Durch den Secound Round Pick 2024 musste Miami ohnehin kaum etwas aufgeben. Mit Babitt bekommen die Heat einen 3er-Shooter – und das kann das Team wirklich gebrauchen!

 

  • James Ennis und Jameer Nelson zu den Detroit Pistons:

Diese Namen lösen nicht wirklich Euphorie bei den Fans aus, aber den Blockbustertrade gab es ja bereits eine Woche zuvor. Mit Ennis bekommen die Pistons einen "3 and D-Spieler", der dem aufstrebenden Roster noch mehr Tiefe verleiht. Nelson hingegen wird die Guard-Rotation bis zur Rückkehr von Reggie Jackson ergänzen und kann durch seine Erfahrung dem Team helfen. Zudem ist er wieder mit seinem Coach aus seiner Zeit bei den Orlando Magic vereint.

Spezialfall: Utah Jazz

Nach einer bisher schwachen Saison kamen die Jazz in den letzten Spielen ins Rollen – doch jetzt gab man mit Rodney Hood den zweitbesten Scorer ab. Was hat das zu bedeuten? An sich macht der Trade Sinn, denn mit Jae Crowder bekommt man einen Spieler, der genau ins System passt – Stichwort: Small Ball. Er mag zwar nicht der Scorer wie Hood sein, aber den hat Utah mit Rookie-Sensation Donovan Mitchell (Quote auf ROTY: 3.75) ohnehin, doch defensiv ist er ein klares Upgrade zu seinem Vorgänger.
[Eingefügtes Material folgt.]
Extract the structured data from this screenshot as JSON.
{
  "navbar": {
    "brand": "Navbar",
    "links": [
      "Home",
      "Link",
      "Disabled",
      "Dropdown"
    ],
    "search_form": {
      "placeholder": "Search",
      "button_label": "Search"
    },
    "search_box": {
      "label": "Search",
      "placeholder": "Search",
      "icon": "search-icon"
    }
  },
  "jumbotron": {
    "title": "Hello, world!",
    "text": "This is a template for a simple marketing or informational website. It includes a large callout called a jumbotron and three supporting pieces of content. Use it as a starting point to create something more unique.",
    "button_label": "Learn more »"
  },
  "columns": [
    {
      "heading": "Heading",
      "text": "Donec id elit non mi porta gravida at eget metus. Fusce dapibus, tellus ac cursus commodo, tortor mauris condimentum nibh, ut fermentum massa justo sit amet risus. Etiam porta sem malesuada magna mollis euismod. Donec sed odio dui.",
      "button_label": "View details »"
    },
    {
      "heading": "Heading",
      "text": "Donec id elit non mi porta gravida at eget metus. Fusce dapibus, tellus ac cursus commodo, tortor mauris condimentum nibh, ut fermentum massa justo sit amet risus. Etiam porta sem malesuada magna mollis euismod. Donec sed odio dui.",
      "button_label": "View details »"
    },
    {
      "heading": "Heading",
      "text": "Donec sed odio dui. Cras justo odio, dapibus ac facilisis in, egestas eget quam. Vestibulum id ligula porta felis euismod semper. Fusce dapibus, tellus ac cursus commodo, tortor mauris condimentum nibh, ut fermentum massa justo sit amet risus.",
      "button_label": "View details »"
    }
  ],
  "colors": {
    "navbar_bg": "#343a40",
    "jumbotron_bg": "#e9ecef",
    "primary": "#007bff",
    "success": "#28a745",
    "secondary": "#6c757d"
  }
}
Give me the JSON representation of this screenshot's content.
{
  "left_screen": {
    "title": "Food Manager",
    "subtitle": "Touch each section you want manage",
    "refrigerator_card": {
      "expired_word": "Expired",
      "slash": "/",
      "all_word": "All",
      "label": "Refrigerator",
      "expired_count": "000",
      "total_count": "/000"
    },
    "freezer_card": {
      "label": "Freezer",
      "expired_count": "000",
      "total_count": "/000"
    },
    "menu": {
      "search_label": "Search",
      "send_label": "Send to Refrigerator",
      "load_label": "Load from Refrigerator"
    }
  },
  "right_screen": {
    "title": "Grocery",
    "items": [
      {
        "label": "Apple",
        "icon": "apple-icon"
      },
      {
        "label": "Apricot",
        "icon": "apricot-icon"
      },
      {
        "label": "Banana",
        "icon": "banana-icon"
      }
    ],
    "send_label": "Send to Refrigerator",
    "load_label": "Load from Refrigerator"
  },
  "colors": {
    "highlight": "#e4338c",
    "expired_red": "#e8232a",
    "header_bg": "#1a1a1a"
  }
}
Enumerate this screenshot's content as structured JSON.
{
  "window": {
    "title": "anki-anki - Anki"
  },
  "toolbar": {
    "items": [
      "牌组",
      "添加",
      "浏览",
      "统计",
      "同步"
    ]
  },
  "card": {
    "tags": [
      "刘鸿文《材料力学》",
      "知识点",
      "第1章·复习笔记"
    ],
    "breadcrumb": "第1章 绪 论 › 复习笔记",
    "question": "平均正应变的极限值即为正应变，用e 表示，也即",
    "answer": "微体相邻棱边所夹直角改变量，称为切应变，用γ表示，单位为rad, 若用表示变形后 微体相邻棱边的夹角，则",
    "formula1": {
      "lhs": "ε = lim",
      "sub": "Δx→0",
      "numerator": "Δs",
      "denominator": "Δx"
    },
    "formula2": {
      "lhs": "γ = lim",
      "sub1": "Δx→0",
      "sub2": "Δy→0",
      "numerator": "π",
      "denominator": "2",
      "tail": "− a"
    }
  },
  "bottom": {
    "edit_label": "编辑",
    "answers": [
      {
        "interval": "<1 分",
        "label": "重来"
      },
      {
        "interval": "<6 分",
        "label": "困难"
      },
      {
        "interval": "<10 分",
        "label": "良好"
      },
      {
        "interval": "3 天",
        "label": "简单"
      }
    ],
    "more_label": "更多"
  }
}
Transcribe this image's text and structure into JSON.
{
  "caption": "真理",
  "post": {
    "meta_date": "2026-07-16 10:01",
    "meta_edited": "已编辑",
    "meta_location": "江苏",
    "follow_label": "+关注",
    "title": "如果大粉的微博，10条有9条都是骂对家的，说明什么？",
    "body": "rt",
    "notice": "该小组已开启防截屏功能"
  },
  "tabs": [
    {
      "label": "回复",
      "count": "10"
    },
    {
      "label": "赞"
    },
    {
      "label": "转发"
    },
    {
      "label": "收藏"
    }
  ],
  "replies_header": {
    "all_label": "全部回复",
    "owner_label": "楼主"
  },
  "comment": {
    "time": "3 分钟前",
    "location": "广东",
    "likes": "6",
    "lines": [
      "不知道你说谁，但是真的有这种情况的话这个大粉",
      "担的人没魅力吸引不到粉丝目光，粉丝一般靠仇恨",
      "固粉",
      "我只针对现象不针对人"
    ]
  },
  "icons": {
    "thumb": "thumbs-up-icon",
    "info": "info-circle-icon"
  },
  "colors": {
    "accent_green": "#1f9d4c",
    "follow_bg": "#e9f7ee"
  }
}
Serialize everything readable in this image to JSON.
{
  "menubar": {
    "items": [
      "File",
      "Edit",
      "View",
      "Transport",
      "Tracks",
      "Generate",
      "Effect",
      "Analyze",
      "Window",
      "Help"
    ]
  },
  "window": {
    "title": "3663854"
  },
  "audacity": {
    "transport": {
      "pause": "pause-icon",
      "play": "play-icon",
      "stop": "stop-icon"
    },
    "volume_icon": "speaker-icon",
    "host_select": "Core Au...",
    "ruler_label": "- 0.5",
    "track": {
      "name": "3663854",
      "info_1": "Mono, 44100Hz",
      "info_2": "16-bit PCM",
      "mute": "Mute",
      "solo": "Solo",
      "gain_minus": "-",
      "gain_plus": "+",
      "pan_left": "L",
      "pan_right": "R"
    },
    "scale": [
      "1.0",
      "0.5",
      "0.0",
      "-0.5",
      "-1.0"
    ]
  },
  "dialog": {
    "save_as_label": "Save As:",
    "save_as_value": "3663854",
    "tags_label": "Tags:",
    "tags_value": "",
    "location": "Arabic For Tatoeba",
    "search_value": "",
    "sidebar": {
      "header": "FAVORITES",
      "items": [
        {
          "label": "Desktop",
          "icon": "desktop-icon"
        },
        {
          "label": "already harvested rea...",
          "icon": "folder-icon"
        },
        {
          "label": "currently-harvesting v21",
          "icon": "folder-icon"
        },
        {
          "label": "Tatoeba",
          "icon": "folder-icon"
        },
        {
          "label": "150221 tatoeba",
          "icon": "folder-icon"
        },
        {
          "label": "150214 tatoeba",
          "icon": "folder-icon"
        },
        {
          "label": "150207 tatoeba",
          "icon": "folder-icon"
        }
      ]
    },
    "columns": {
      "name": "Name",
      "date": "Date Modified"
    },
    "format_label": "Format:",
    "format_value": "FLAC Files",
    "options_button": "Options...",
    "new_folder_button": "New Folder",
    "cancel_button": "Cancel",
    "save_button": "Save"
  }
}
Er kann von der zwei bis zur vier alles verteidigen. Trotzdem hatte Crowder bisher eine eher schlechte Saison – die Jazz hoffen, dass das am System bei den Cavs lag; in Boston, wo mehr Ballmovement gefragt war, funktionierte er gut. Denn mit Joe Johnson gab man einen weiteren SG ab, d. h. Crowder muss in der Offense klicken, sonst entsteht ein Scoring-Vakuum.

Der Move hat seine Vor- und Nachteile, ein gewisses Restrisiko bleibt. Denn um doch noch in die Playoffs zu kommen, müssen sich die Jazz in allen Bereichen steigern.